Você ganhou o Prêmio Guarani do Cinema Brasileiro de Revelação 2017 por Joaquim. Como se sente com esse reconhecimento a uma carreira em plena ascensão no Brasil?
Para mim é muito gratificante. O Brasil foi o país que escolhi para morar, em 2010. Minha jornada por aqui tem sido extremamente próspera. Fiz várias coisas desde que me mudei. Colaborei durante cinco anos com um coreógrafo carioca, participei de peças, fiz meus monólogos. Ganhar o Prêmio Guarani me deixou muito emocionada. Primeiro, porque é um prêmio conferido pela critica. Segundo, por conta das pessoas talentosas com as quais concorri. É uma felicidade tremenda para uma portuguesa nascida no norte de Lisboa, filha de africanos, ter essas oportunidades de mostrar trabalho e ser reconhecida.

 

Como você percebe as demandas por maior representatividade de mulheres e negros no audiovisual como um todo, em meio a essa onda conservadora que assola o país?

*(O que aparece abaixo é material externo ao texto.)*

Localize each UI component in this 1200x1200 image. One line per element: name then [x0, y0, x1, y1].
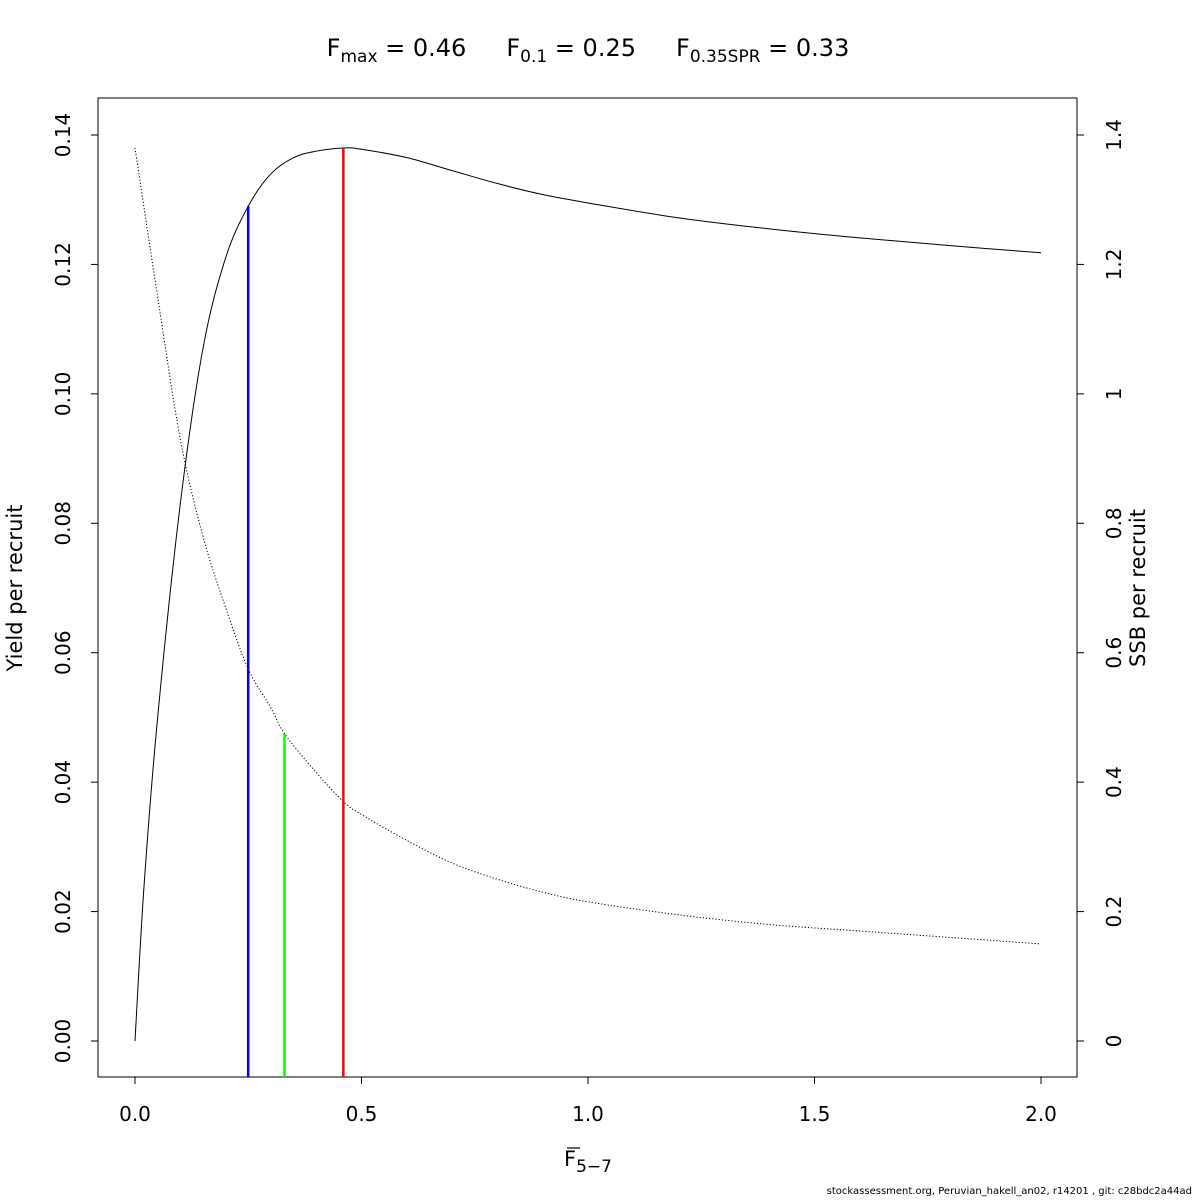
y2-tick-label: 1.4: [1102, 119, 1126, 151]
x-axis-symbol: F: [564, 1147, 576, 1171]
yield-per-recruit-curve: [134, 147, 1042, 1042]
x-tick-label: 2.0: [1025, 1102, 1057, 1126]
title-fmax-value: = 0.46: [378, 34, 467, 62]
plot-area: [134, 147, 1042, 1077]
axes: 0.0 0.5 1.0 1.5 2.0 0.00 0.02 0.04 0.06 0.08 0.10 0…: [51, 113, 1126, 1126]
y-tick-label: 0.12: [51, 242, 75, 287]
footer-note: stockassessment.org, Peruvian_hakell_an0…: [826, 1186, 1192, 1197]
y2-tick-label: 0: [1102, 1035, 1126, 1048]
title-fspr-subscript: 0.35SPR: [690, 47, 761, 67]
title-f01-symbol: F: [506, 34, 520, 62]
x-tick-label: 1.5: [799, 1102, 831, 1126]
y-tick-label: 0.10: [51, 372, 75, 417]
x-tick-label: 0.0: [119, 1102, 151, 1126]
y2-tick-label: 0.6: [1102, 637, 1126, 669]
chart-title: Fmax = 0.46 F0.1 = 0.25 F0.35SPR = 0.33: [327, 34, 850, 67]
y-tick-label: 0.02: [51, 889, 75, 934]
y2-tick-label: 1: [1102, 387, 1126, 400]
plot-frame: [97, 97, 1078, 1078]
y-tick-label: 0.04: [51, 760, 75, 805]
y2-axis-label: SSB per recruit: [1126, 509, 1150, 667]
x-tick-label: 1.0: [572, 1102, 604, 1126]
title-fspr-symbol: F: [676, 34, 690, 62]
y2-tick-label: 0.4: [1102, 766, 1126, 798]
y2-tick-label: 1.2: [1102, 249, 1126, 281]
y-tick-label: 0.06: [51, 630, 75, 675]
title-fmax-symbol: F: [327, 34, 341, 62]
title-fspr-value: = 0.33: [761, 34, 850, 62]
title-fmax-subscript: max: [340, 47, 377, 67]
y2-tick-label: 0.2: [1102, 896, 1126, 928]
y-tick-label: 0.08: [51, 501, 75, 546]
y2-tick-label: 0.8: [1102, 507, 1126, 539]
x-axis-label: F5−7: [564, 1147, 612, 1177]
x-axis-subscript: 5−7: [576, 1157, 612, 1177]
y-tick-label: 0.00: [51, 1019, 75, 1064]
x-tick-label: 0.5: [346, 1102, 378, 1126]
y-tick-label: 0.14: [51, 113, 75, 158]
title-f01-value: = 0.25: [547, 34, 636, 62]
title-f01-subscript: 0.1: [520, 47, 547, 67]
ssb-per-recruit-curve: [134, 147, 1042, 945]
y-axis-label: Yield per recruit: [3, 505, 27, 673]
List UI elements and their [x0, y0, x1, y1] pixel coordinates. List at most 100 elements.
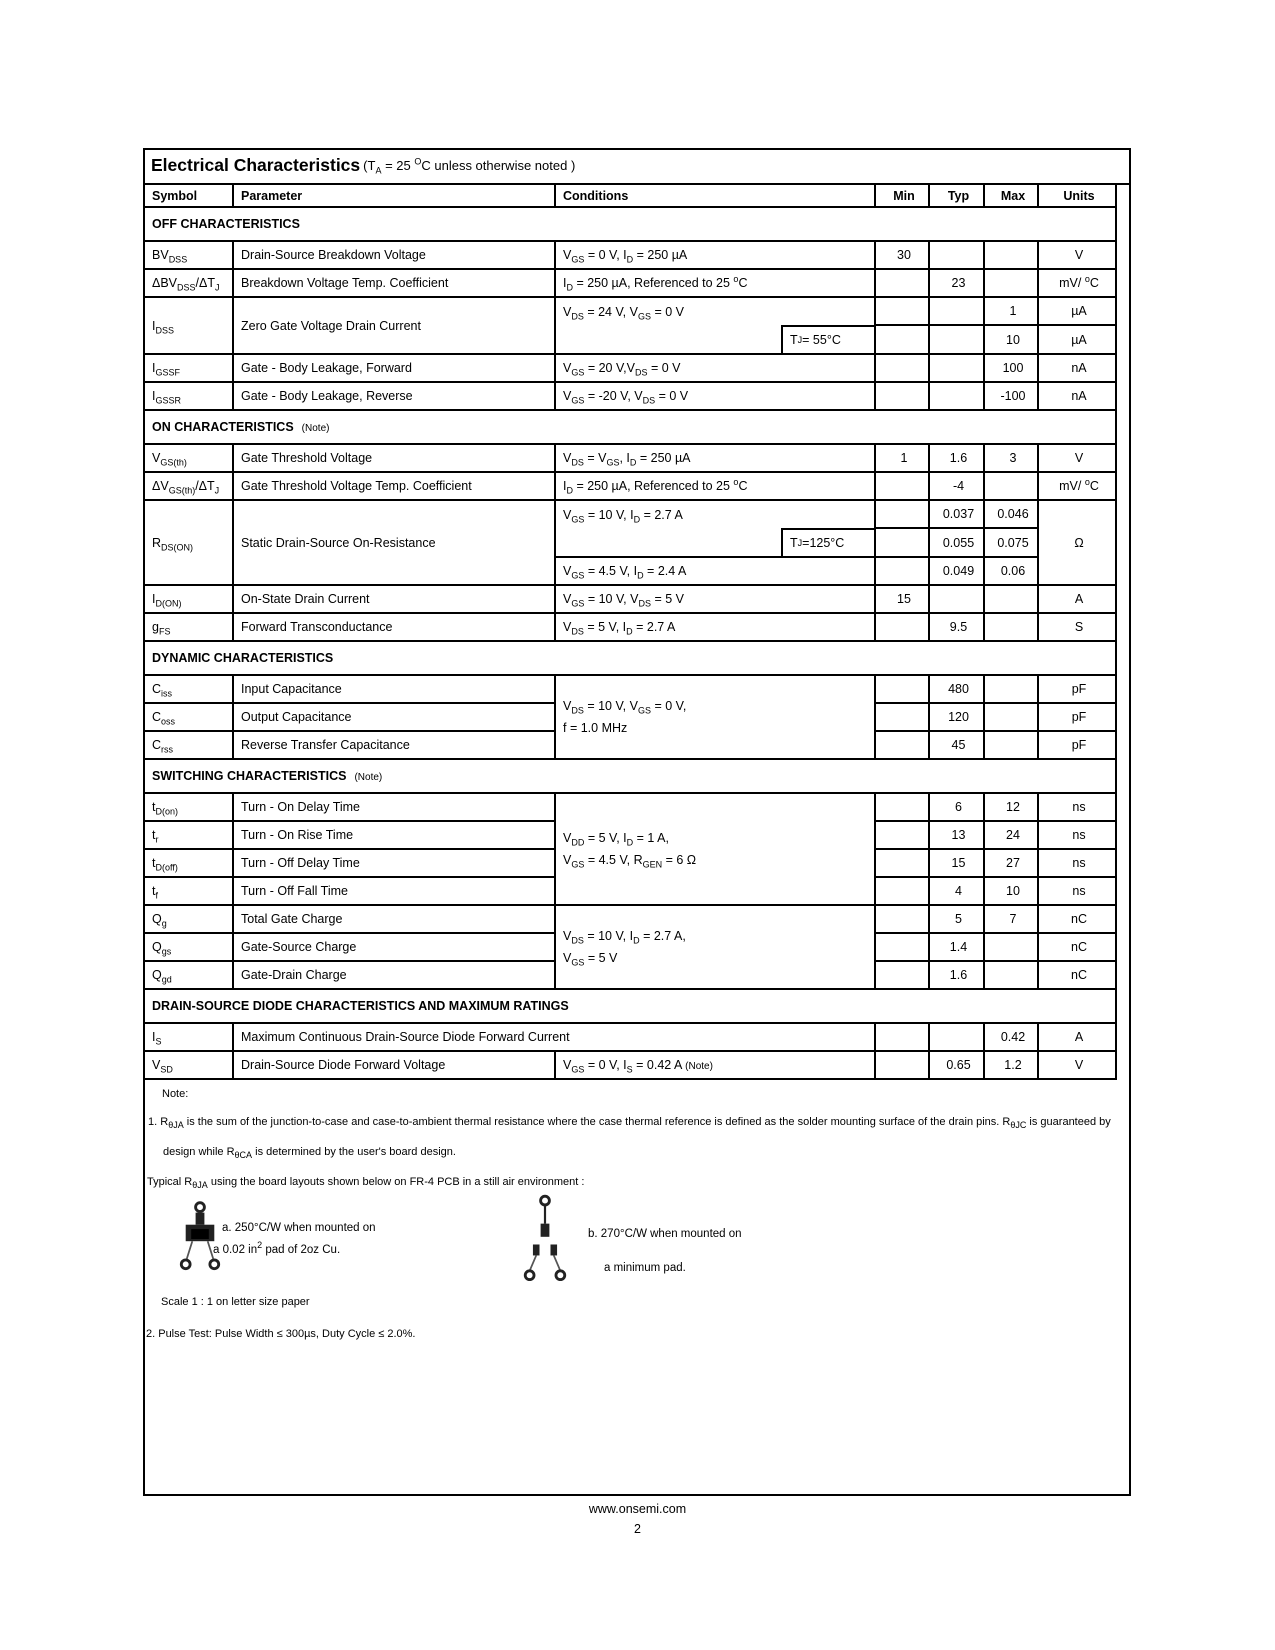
typ-cell [928, 353, 985, 383]
typ-cell [928, 324, 985, 355]
table-row: VGS(th) Gate Threshold Voltage VDS = VGS… [143, 443, 1117, 473]
max-cell [983, 932, 1039, 962]
table-row: Crss Reverse Transfer Capacitance 45 pF [143, 730, 1117, 760]
typ-cell: 0.049 [928, 556, 985, 586]
max-cell: 10 [983, 324, 1039, 355]
symbol-cell: Qgs [143, 932, 234, 962]
table-row: Qgd Gate-Drain Charge 1.6 nC [143, 960, 1117, 990]
min-cell: 30 [874, 240, 930, 270]
symbol-cell: Qg [143, 904, 234, 934]
section-bar-on: ON CHARACTERISTICS (Note) [143, 409, 1117, 445]
section-label: DYNAMIC CHARACTERISTICS [143, 640, 1117, 676]
units-cell: ns [1037, 792, 1117, 822]
typ-cell [928, 584, 985, 614]
symbol-cell: IGSSR [143, 381, 234, 411]
min-cell [874, 1022, 930, 1052]
units-cell: Ω [1037, 499, 1117, 586]
electrical-characteristics-table: Symbol Parameter Conditions Min Typ Max … [143, 183, 1117, 1080]
pcb-caption-a-line-2: a 0.02 in2 pad of 2oz Cu. [213, 1240, 341, 1256]
header-units: Units [1037, 183, 1117, 208]
symbol-cell: ΔBVDSS/ΔTJ [143, 268, 234, 298]
max-cell [983, 268, 1039, 298]
units-cell: pF [1037, 702, 1117, 732]
typ-cell: 0.037 [928, 499, 985, 529]
units-cell: S [1037, 612, 1117, 642]
table-row: RDS(ON) Static Drain-Source On-Resistanc… [143, 499, 1117, 586]
note-1-line-2: design while RθCA is determined by the u… [163, 1146, 456, 1161]
section-bar-diode: DRAIN-SOURCE DIODE CHARACTERISTICS AND M… [143, 988, 1117, 1024]
min-cell [874, 612, 930, 642]
symbol-cell: RDS(ON) [143, 499, 234, 586]
table-row: Qgs Gate-Source Charge 1.4 nC [143, 932, 1117, 962]
min-cell: 1 [874, 443, 930, 473]
symbol-cell: IDSS [143, 296, 234, 355]
max-cell: 0.046 [983, 499, 1039, 529]
min-cell [874, 527, 930, 558]
min-cell [874, 960, 930, 990]
min-cell [874, 932, 930, 962]
section-bar-switching: SWITCHING CHARACTERISTICS (Note) [143, 758, 1117, 794]
table-header-row: Symbol Parameter Conditions Min Typ Max … [143, 183, 1117, 208]
conditions-cell: VDD = 5 V, ID = 1 A, VGS = 4.5 V, RGEN =… [554, 792, 876, 906]
typ-cell [928, 1022, 985, 1052]
min-cell [874, 904, 930, 934]
typ-cell: -4 [928, 471, 985, 501]
parameter-cell: Gate - Body Leakage, Reverse [232, 381, 556, 411]
max-cell: 0.06 [983, 556, 1039, 586]
typ-cell: 15 [928, 848, 985, 878]
symbol-cell: tf [143, 876, 234, 906]
symbol-cell: tD(off) [143, 848, 234, 878]
min-cell [874, 702, 930, 732]
min-cell: 15 [874, 584, 930, 614]
section-label: SWITCHING CHARACTERISTICS (Note) [143, 758, 1117, 794]
conditions-cell: VDS = 10 V, ID = 2.7 A, VGS = 5 V [554, 904, 876, 990]
units-cell: nA [1037, 353, 1117, 383]
parameter-cell: Turn - On Rise Time [232, 820, 556, 850]
table-row: tr Turn - On Rise Time 13 24 ns [143, 820, 1117, 850]
max-cell: 27 [983, 848, 1039, 878]
section-bar-off: OFF CHARACTERISTICS [143, 206, 1117, 242]
symbol-cell: IS [143, 1022, 234, 1052]
table-row: tD(on) Turn - On Delay Time VDD = 5 V, I… [143, 792, 1117, 906]
note-1-line-1: 1. RθJA is the sum of the junction-to-ca… [148, 1116, 1111, 1131]
typ-cell: 1.6 [928, 443, 985, 473]
max-cell: 3 [983, 443, 1039, 473]
max-cell [983, 702, 1039, 732]
symbol-cell: ID(ON) [143, 584, 234, 614]
parameter-cell: Gate - Body Leakage, Forward [232, 353, 556, 383]
min-cell [874, 324, 930, 355]
typ-cell: 0.65 [928, 1050, 985, 1080]
symbol-cell: VGS(th) [143, 443, 234, 473]
max-cell: 7 [983, 904, 1039, 934]
units-cell: nC [1037, 904, 1117, 934]
max-cell [983, 471, 1039, 501]
symbol-cell: Qgd [143, 960, 234, 990]
table-row: Coss Output Capacitance 120 pF [143, 702, 1117, 732]
min-cell [874, 848, 930, 878]
typ-cell: 9.5 [928, 612, 985, 642]
symbol-cell: Ciss [143, 674, 234, 704]
min-cell [874, 674, 930, 704]
max-cell [983, 612, 1039, 642]
conditions-cell: VDS = 5 V, ID = 2.7 A [554, 612, 876, 642]
symbol-cell: VSD [143, 1050, 234, 1080]
min-cell [874, 381, 930, 411]
parameter-cell: Drain-Source Breakdown Voltage [232, 240, 556, 270]
min-cell [874, 730, 930, 760]
table-row: IS Maximum Continuous Drain-Source Diode… [143, 1022, 1117, 1052]
typ-cell: 13 [928, 820, 985, 850]
units-cell: V [1037, 1050, 1117, 1080]
parameter-cell: Gate-Drain Charge [232, 960, 556, 990]
min-cell [874, 296, 930, 326]
page-frame: Electrical Characteristics (TA = 25 OC u… [143, 148, 1131, 1496]
max-cell: 12 [983, 792, 1039, 822]
min-cell [874, 1050, 930, 1080]
conditions-cell: VGS = 10 V, VDS = 5 V [554, 584, 876, 614]
parameter-cell: Turn - Off Delay Time [232, 848, 556, 878]
pcb-layout-a-icon [179, 1201, 221, 1271]
min-cell [874, 471, 930, 501]
max-cell: 0.42 [983, 1022, 1039, 1052]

Vejo essas demandas de forma extremamente positiva, embora muito ainda precise ser mudado. Me surpreendi quando cheguei ao Brasil, pois achei que o país era mais democraticamente racial. Mas, as coisas estão bem diferentes de 2010 para cá. Felizmente, não há como voltar atrás. A mulher precisa ter voz. No Rio de Janeiro, comecei um trabalho na Universidade Unirio sobre a representatividade da mulher negra, sem os estereótipos. Chegamos num momento em que não dá mais para permanecermos caladas. Temos de contar nossas histórias, não devemos mais ser hipersexualizadas. A mulher negra não pode ser vista como o fim da cadeia alimentar. Se tantas mulheres negras produzem, mesmo com essa quantidade de empecilhos, imagina se elas estivessem em pé de igualdade. Não queremos ser superiores. Queremos igualdade e respeito.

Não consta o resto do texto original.